Dec 13 , 2016
Creamy cheesecake centre surrounded by luscious red velvet brownies. A Southern Bomb!!
Prep time: 3 hours
Cook time: 20 mins
Total time: 3 hours 20 mins
- 1 small cheesecake, baked and cooled (I used about a 6″ one I found at the store)
- 1 box red velvet cake mix
- 2 eggs
- ½ cup oil
- 1 pkg vanilla Candiquik
- Edible gold stars or sprinkles
- Preheat your oven to 350 degrees F. and liberally grease a 13×9 inch baking pan with cooking spray.
- In a large bowl, combine the cake mix, eggs and oil until blended. Pour the mixture evenly into the prepared pan and bake for approx. 15-17 minutes or until centre is set and edges are lightly browned. Cool completely.
- Meanwhile, while bars are baking + cooling, take a cookie dough scoop and carve out chunks of the cheesecake with it into Tablespoon-sized balls. Place the cheesecake balls on a foil-lined baking sheet and freeze them for about 2 hours or until firm.

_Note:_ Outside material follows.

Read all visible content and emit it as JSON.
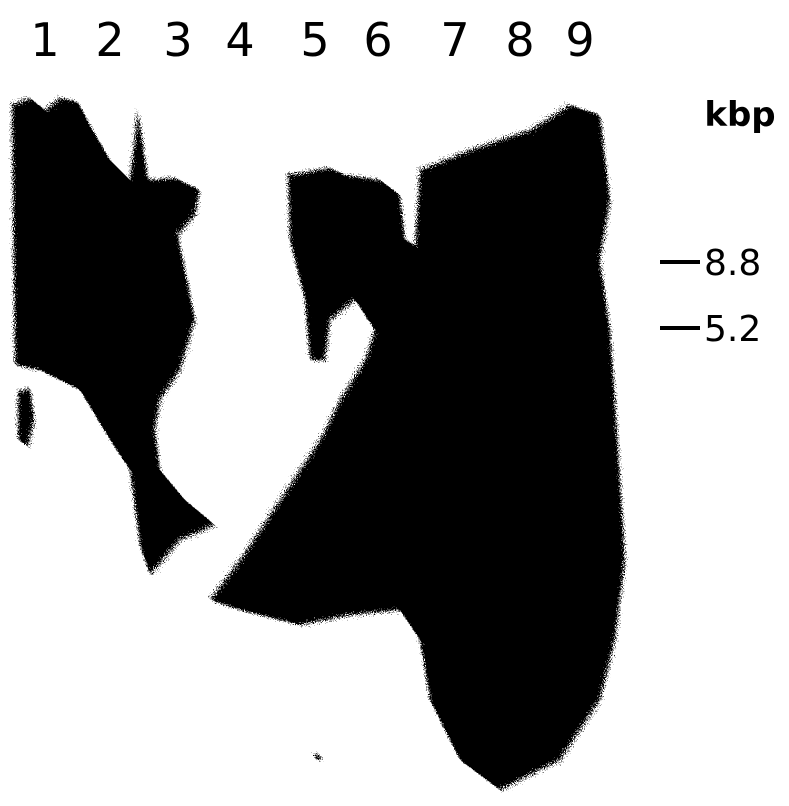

- Cut your bars into approx. 1″ sized squares; discard the rough edges of the bars. Take a square in the palm of your hand and gently flatten it. Wrap the flattened red velvet square around the cheesecake ball to cover it. If it doesn’t cover it completely, no biggie–just try to wrap it around as much as you can.
- Freeze the wrapped bombs for about 15 minutes to harden. While firming up, melt your Candiquik according to package directions.
- Dip the bombs into the white chocolate, allowing excess to drip off; return to the foil-lined sheet. Sprinkle immediately with sprinkles or gold stars, if you’d like. Store airtight in the fridge or freezer.